Beitrag von Zwerg » 2008-08-31, 17:57

Leider häufen sich in letzter Zeit Berichte, wonach Fahrer von Escortagenturen ihre Grenzen nicht zu wissen scheinen!

Ich ersuche alle betroffenen Escortdamen um Kontaktaufnahme! Bitte achtet darauf, dass Euch NIEMAND zu Nahe tritt - setzt Euch im Falle eines Übergriffes (und wenn er auch nur verbal stattfindet) sofort mit der Agentur oder mit uns in Verbindung! Der Chauffeur einer Escortagentur arbeitet für Euch - Ihr bezahlt ihn für seinen Dienst! Und damit sollte das Verhältnis eigentlich vollkommen geklärt sein! Etwaige Vertraulichkeiten oder auch Indiskretionen sind unakzeptabel und sollten sofort und unmissverständlich klar gestellt werden.

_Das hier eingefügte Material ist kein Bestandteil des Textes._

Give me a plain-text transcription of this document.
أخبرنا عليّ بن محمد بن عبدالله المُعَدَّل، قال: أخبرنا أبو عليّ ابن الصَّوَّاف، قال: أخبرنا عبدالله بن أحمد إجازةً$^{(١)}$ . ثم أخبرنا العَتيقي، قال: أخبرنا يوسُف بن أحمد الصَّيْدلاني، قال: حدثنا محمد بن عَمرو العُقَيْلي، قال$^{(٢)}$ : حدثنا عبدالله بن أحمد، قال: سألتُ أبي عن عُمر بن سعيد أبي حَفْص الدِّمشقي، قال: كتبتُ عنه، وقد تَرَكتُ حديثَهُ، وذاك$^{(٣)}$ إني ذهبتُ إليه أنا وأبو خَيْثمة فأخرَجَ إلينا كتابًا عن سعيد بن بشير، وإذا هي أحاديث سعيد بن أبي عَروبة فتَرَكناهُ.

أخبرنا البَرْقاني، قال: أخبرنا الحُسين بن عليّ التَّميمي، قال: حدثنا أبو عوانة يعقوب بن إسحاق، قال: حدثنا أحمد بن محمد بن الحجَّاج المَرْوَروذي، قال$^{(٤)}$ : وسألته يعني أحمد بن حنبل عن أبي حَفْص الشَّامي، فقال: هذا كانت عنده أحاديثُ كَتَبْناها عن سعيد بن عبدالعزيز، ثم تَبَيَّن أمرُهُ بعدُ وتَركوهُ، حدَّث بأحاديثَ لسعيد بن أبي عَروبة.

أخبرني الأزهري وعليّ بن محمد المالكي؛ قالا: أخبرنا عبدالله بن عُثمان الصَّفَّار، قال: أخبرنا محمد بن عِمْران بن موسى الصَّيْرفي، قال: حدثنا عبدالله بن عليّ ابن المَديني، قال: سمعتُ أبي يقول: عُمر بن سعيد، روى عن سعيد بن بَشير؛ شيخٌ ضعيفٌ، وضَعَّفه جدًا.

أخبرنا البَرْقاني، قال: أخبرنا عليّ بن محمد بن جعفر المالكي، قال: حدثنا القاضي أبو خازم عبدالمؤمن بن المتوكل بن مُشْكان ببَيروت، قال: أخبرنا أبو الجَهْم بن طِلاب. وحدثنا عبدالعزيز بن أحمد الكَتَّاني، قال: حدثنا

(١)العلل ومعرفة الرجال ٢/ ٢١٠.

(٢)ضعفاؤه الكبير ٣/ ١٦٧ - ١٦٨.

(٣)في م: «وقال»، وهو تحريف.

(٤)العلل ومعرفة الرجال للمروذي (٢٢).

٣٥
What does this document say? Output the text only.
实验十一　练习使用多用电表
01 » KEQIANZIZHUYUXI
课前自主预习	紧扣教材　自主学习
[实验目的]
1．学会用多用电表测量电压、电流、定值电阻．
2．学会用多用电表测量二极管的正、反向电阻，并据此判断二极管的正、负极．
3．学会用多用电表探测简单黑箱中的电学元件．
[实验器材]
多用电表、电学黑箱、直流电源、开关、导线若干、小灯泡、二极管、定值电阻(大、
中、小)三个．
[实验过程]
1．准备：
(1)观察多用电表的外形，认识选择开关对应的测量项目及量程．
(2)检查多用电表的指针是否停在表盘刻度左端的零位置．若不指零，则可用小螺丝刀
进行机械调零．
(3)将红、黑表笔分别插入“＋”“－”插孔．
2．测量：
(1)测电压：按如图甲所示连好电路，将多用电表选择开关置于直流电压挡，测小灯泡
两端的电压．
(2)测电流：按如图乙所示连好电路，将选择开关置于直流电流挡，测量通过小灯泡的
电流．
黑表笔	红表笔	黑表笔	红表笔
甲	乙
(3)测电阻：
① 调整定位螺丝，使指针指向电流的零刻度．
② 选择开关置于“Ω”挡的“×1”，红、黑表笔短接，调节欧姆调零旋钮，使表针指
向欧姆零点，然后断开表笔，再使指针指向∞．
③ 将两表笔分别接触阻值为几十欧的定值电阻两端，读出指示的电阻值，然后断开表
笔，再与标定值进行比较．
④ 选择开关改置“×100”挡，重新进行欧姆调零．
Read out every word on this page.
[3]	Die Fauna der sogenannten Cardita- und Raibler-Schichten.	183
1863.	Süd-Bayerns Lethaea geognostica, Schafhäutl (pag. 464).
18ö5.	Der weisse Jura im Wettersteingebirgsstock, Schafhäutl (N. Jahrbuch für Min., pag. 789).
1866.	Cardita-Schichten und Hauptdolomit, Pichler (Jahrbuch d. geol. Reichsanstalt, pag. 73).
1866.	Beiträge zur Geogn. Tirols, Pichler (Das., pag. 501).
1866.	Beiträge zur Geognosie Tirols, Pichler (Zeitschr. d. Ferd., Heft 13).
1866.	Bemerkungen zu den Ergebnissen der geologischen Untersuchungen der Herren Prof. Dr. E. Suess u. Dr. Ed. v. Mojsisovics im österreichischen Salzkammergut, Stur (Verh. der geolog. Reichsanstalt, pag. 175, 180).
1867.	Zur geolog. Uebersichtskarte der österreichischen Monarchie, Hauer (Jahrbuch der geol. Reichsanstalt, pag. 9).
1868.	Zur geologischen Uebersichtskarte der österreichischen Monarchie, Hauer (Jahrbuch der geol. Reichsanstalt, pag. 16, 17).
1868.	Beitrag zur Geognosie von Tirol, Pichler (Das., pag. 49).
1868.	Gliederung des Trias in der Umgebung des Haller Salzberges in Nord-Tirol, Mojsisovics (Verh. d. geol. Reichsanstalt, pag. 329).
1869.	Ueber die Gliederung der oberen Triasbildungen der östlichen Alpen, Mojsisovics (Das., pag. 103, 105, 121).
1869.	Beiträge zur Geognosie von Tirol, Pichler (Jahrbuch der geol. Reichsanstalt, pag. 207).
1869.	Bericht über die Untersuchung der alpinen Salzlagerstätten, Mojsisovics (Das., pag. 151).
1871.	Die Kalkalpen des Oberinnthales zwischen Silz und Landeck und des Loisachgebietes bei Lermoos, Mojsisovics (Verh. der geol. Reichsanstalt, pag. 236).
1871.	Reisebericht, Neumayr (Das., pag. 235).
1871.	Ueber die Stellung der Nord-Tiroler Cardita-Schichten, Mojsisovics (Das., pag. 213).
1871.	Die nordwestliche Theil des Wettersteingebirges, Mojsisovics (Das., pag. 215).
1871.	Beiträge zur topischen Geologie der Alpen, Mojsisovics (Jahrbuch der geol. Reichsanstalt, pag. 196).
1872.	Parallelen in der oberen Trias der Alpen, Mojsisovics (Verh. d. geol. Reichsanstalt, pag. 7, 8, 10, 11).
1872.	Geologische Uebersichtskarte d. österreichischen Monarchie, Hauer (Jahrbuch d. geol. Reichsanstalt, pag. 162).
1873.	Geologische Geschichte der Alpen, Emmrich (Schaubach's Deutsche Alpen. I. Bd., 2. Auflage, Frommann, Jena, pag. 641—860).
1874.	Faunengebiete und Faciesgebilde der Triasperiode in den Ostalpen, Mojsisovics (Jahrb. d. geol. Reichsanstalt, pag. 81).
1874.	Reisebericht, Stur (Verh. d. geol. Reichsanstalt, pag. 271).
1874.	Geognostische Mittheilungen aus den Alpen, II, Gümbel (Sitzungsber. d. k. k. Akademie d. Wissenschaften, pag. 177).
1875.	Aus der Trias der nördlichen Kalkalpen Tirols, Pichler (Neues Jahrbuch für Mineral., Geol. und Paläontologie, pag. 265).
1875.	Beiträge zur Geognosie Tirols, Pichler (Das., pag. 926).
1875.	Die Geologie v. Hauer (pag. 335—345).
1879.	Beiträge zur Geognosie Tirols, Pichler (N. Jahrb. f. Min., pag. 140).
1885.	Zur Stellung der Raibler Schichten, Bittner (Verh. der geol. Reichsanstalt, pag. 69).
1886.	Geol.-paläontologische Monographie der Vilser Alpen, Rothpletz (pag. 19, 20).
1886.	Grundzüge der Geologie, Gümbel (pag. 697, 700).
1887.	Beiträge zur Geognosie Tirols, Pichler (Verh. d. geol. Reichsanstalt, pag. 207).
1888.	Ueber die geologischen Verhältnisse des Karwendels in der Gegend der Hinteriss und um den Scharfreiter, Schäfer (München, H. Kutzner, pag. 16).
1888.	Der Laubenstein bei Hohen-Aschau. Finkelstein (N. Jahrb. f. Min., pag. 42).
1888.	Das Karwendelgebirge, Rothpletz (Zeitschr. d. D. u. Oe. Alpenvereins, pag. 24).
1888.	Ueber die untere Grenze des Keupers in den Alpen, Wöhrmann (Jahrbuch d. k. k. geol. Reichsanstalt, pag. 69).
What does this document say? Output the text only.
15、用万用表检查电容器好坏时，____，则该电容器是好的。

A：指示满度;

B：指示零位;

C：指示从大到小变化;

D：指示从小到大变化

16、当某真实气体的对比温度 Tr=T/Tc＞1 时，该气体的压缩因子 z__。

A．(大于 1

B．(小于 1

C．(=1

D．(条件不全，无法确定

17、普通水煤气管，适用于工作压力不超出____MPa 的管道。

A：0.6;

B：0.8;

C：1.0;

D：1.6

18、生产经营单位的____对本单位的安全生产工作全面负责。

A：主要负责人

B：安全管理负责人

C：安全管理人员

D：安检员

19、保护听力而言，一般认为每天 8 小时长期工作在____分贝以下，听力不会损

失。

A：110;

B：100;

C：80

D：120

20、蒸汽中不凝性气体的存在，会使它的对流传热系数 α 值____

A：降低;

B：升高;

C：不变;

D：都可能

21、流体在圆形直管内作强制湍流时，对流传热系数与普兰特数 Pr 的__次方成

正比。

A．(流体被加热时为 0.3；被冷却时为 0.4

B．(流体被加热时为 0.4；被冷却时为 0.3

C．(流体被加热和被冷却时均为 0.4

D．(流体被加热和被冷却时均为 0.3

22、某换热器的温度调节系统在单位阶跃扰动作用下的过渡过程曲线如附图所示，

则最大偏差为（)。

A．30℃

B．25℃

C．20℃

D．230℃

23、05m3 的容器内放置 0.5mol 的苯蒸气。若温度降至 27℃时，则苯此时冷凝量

Gerade in den letzten Tagen habe ich vermehrt diesbezügliche Beschwerden erhalten (ein Chauffeur ruft bei SexarbeiterInnen privat an und fordert sie zu Gesprächen auf - der Nächste erzwingt wieder einen Zungenkuss (das ist bereits sexuelle Nötigung und strafbar!) oder erzählt Halbwissen über andere Escorts (wo sie wohnen, mit wem sie zusammen sind usw.). Dann brüstet sich wieder Einer mit wem er schon (angeblich) im Bett war usw.......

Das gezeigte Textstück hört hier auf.